Sunday, October 23, 2011

PREHISTORIC WOMEN (Michael Carreras, 1967)


A tribe of beautiful women worship the extinct white rhino, their insufferable men relegated to grim impotence who are now replaced by an gigantic artificial phallus. Michael Carreras usually produces Hammer films but adequately directs this tepid tale of gorgeous women and tribal rhythms set amid the temperate savannahs and jungles of Bray Studios. This ho-hum drama has two good reasons to view...and they both belong to Martine Beswick! Ok, so we never get full frontal and all the women a drop-dead beautiful with perfect hair and makeup, but the self-assertive Beswick as the evil Queen steals the film. She moves like a jungle cat stalking prey, her lithe disarming sensuality dominating and nakedly severe. My disbelief was terminally suspended, not with the very absurdist concept of the story itself, but in the fact that the “hero” David spurns her aggressive advances!
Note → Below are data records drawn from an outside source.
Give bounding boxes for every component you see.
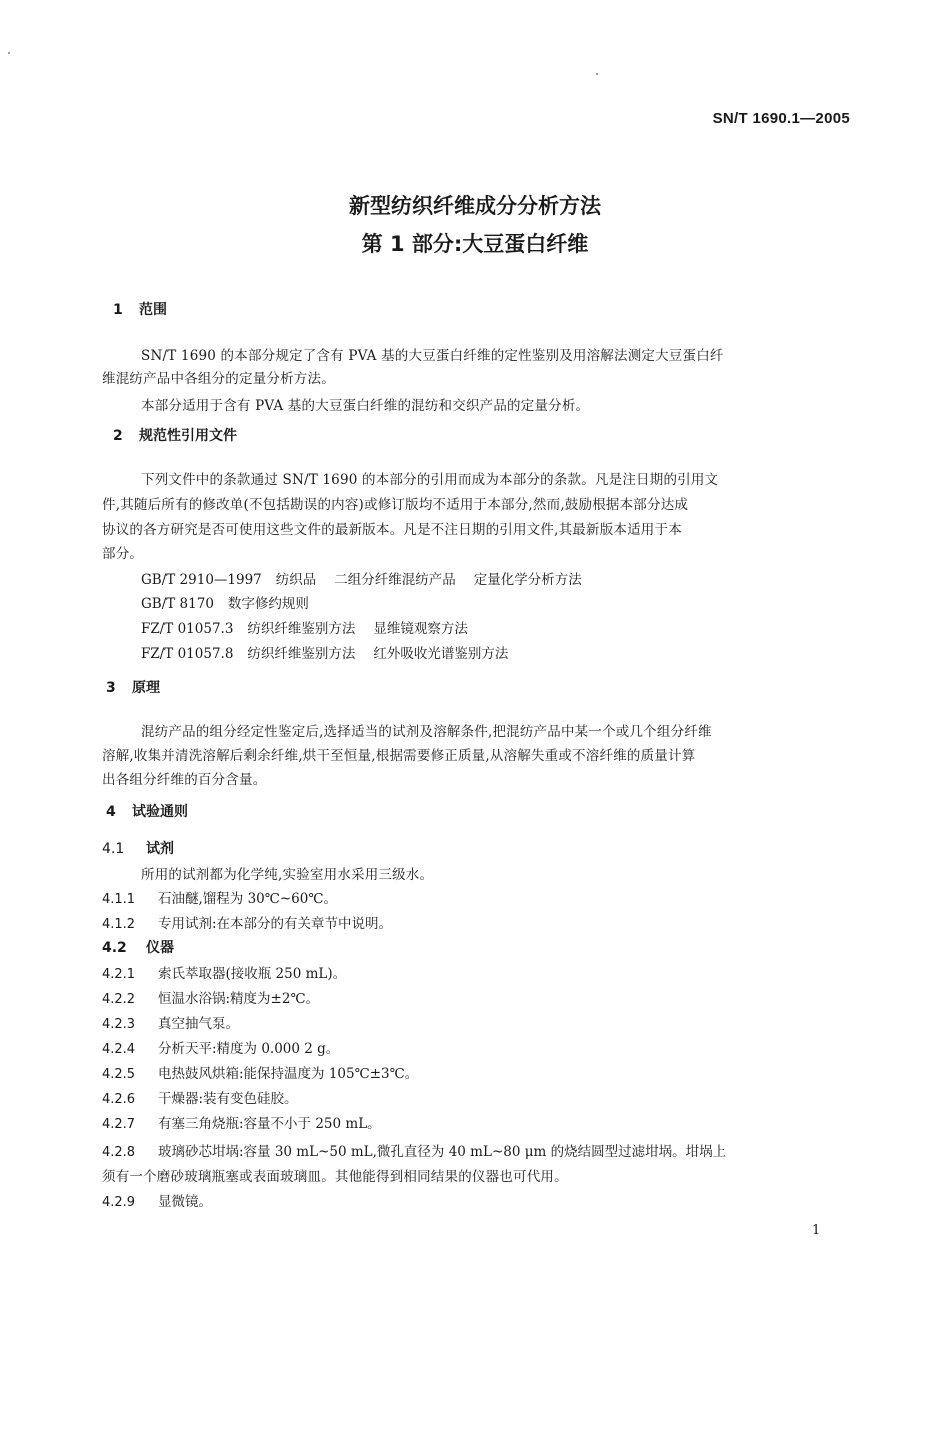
clause-item <box>102 1190 212 1210</box>
clause-text: 干燥器:装有变色硅胶。 <box>158 1091 298 1107</box>
clause-number: 4.2.8 <box>102 1145 136 1160</box>
paragraph-line: 协议的各方研究是否可使用这些文件的最新版本。凡是不注日期的引用文件,其最新版本适用于本 <box>102 522 682 538</box>
clause-text: 恒温水浴锅:精度为±2℃。 <box>158 991 320 1007</box>
subsection-title: 试剂 <box>146 841 174 857</box>
subsection-number: 4.1 <box>102 841 125 857</box>
clause-number: 4.2.1 <box>102 967 136 982</box>
paragraph-line: 出各组分纤维的百分含量。 <box>102 772 267 788</box>
reference-name: 定量化学分析方法 <box>473 572 582 588</box>
clause-text: 电热鼓风烘箱:能保持温度为 105℃±3℃。 <box>158 1066 419 1082</box>
subsection-number: 4.2 <box>102 940 127 956</box>
clause-item <box>102 887 337 907</box>
reference-name: 纺织品 <box>275 572 317 588</box>
clause-item <box>102 1062 418 1082</box>
clause-text: 索氏萃取器(接收瓶 250 mL)。 <box>158 966 347 982</box>
scan-speck <box>8 52 10 54</box>
reference-name: 纺织纤维鉴别方法 <box>247 621 356 637</box>
clause-text: 显微镜。 <box>158 1194 212 1210</box>
section-heading <box>106 801 188 821</box>
subsection-heading <box>102 838 174 858</box>
clause-item <box>102 1112 381 1132</box>
paragraph-line: 混纺产品的组分经定性鉴定后,选择适当的试剂及溶解条件,把混纺产品中某一个或几个组分纤维 <box>141 724 712 740</box>
reference-code: FZ/T 01057.8 <box>141 646 234 662</box>
section-title: 规范性引用文件 <box>139 428 237 444</box>
document-title-line2: 第 1 部分:大豆蛋白纤维 <box>361 232 589 256</box>
page-number: 1 <box>812 1223 821 1238</box>
section-number: 4 <box>106 804 116 820</box>
clause-text: 专用试剂:在本部分的有关章节中说明。 <box>158 916 393 932</box>
reference-name: 二组分纤维混纺产品 <box>334 572 456 588</box>
subsection-heading <box>102 937 174 957</box>
clause-number: 4.2.7 <box>102 1117 136 1132</box>
paragraph-line: 下列文件中的条款通过 SN/T 1690 的本部分的引用而成为本部分的条款。凡是注日期的引用文 <box>141 472 719 488</box>
reference-name: 显维镜观察方法 <box>373 621 468 637</box>
section-heading <box>113 425 237 445</box>
clause-number: 4.2.5 <box>102 1067 136 1082</box>
scan-speck <box>596 73 598 75</box>
reference-name: 红外吸收光谱鉴别方法 <box>373 646 509 662</box>
document-title-line1: 新型纺织纤维成分分析方法 <box>349 194 601 218</box>
clause-item <box>102 1037 339 1057</box>
section-number: 2 <box>113 428 123 444</box>
clause-item <box>102 1140 726 1160</box>
clause-text: 石油醚,馏程为 30℃~60℃。 <box>158 891 337 907</box>
section-heading <box>106 677 160 697</box>
reference-name: 数字修约规则 <box>227 596 309 612</box>
clause-number: 4.2.2 <box>102 992 136 1007</box>
section-title: 试验通则 <box>132 804 188 820</box>
clause-text: 有塞三角烧瓶:容量不小于 250 mL。 <box>158 1116 381 1132</box>
section-number: 1 <box>113 302 123 318</box>
section-heading <box>113 299 167 319</box>
clause-number: 4.1.1 <box>102 892 136 907</box>
reference-code: FZ/T 01057.3 <box>141 621 234 637</box>
reference-code: GB/T 8170 <box>141 596 214 612</box>
section-number: 3 <box>106 680 116 696</box>
standard-code: SN/T 1690.1—2005 <box>712 110 850 127</box>
subsection-title: 仪器 <box>146 940 174 956</box>
reference-code: GB/T 2910—1997 <box>141 572 262 588</box>
clause-text: 真空抽气泵。 <box>158 1016 239 1032</box>
clause-item <box>102 1087 298 1107</box>
paragraph-line: 溶解,收集并清洗溶解后剩余纤维,烘干至恒量,根据需要修正质量,从溶解失重或不溶纤维的质量计算 <box>102 748 696 764</box>
clause-item <box>102 962 346 982</box>
reference-entry <box>141 568 582 588</box>
section-title: 原理 <box>132 680 160 696</box>
clause-number: 4.1.2 <box>102 917 136 932</box>
clause-text: 分析天平:精度为 0.000 2 g。 <box>158 1041 340 1057</box>
clause-number: 4.2.9 <box>102 1195 136 1210</box>
section-title: 范围 <box>139 302 167 318</box>
paragraph-line: 部分。 <box>102 546 144 562</box>
paragraph-line: SN/T 1690 的本部分规定了含有 PVA 基的大豆蛋白纤维的定性鉴别及用溶解法测定大豆蛋白纤 <box>141 348 724 364</box>
clause-number: 4.2.4 <box>102 1042 136 1057</box>
reference-name: 纺织纤维鉴别方法 <box>247 646 356 662</box>
paragraph-line: 本部分适用于含有 PVA 基的大豆蛋白纤维的混纺和交织产品的定量分析。 <box>141 398 590 414</box>
clause-item <box>102 912 392 932</box>
clause-text-continued: 须有一个磨砂玻璃瓶塞或表面玻璃皿。其他能得到相同结果的仪器也可代用。 <box>102 1169 568 1185</box>
clause-text: 玻璃砂芯坩埚:容量 30 mL~50 mL,微孔直径为 40 mL~80 μm 的烧结圆型过滤坩埚。坩埚上 <box>158 1144 727 1160</box>
paragraph-line: 所用的试剂都为化学纯,实验室用水采用三级水。 <box>141 867 434 883</box>
reference-entry <box>141 592 327 612</box>
paragraph-line: 件,其随后所有的修改单(不包括勘误的内容)或修订版均不适用于本部分,然而,鼓励根据本部分达成 <box>102 497 689 513</box>
paragraph-line: 维混纺产品中各组分的定量分析方法。 <box>102 371 335 387</box>
reference-entry <box>141 642 508 662</box>
reference-entry <box>141 617 468 637</box>
clause-item <box>102 987 319 1007</box>
clause-item <box>102 1012 239 1032</box>
clause-number: 4.2.6 <box>102 1092 136 1107</box>
clause-number: 4.2.3 <box>102 1017 136 1032</box>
The convoluted plot has something to do with a tribe forced into bondage because the white man has slaughtered the last albino rhinoceros, and David is magically thrown backwards into time to correct the sins of his fathers. He does this by freeing a tribe of blonde women and their spurious spouses all at the expense of a bevy of raven haired matriarchs. Is this a metaphor concerning the failing of male entitlement and the rise of feminist empowerment? Or a subversive metaphor about the fall of British Imperialism? Or could it reflect the fear of interracial marriage and racist propaganda? Well, I just think it’s a rather ignorant Eurocentric story about the mysteries of darkest Africa told like a juvenile adventure story. Carreras pads the film with too many dances and ceremonies but the actors fulfill their roles with utmost integrity, emoting the cheap dialogue with gusto and verve. This is a film that is actually better (though not by much) than it has any right to be.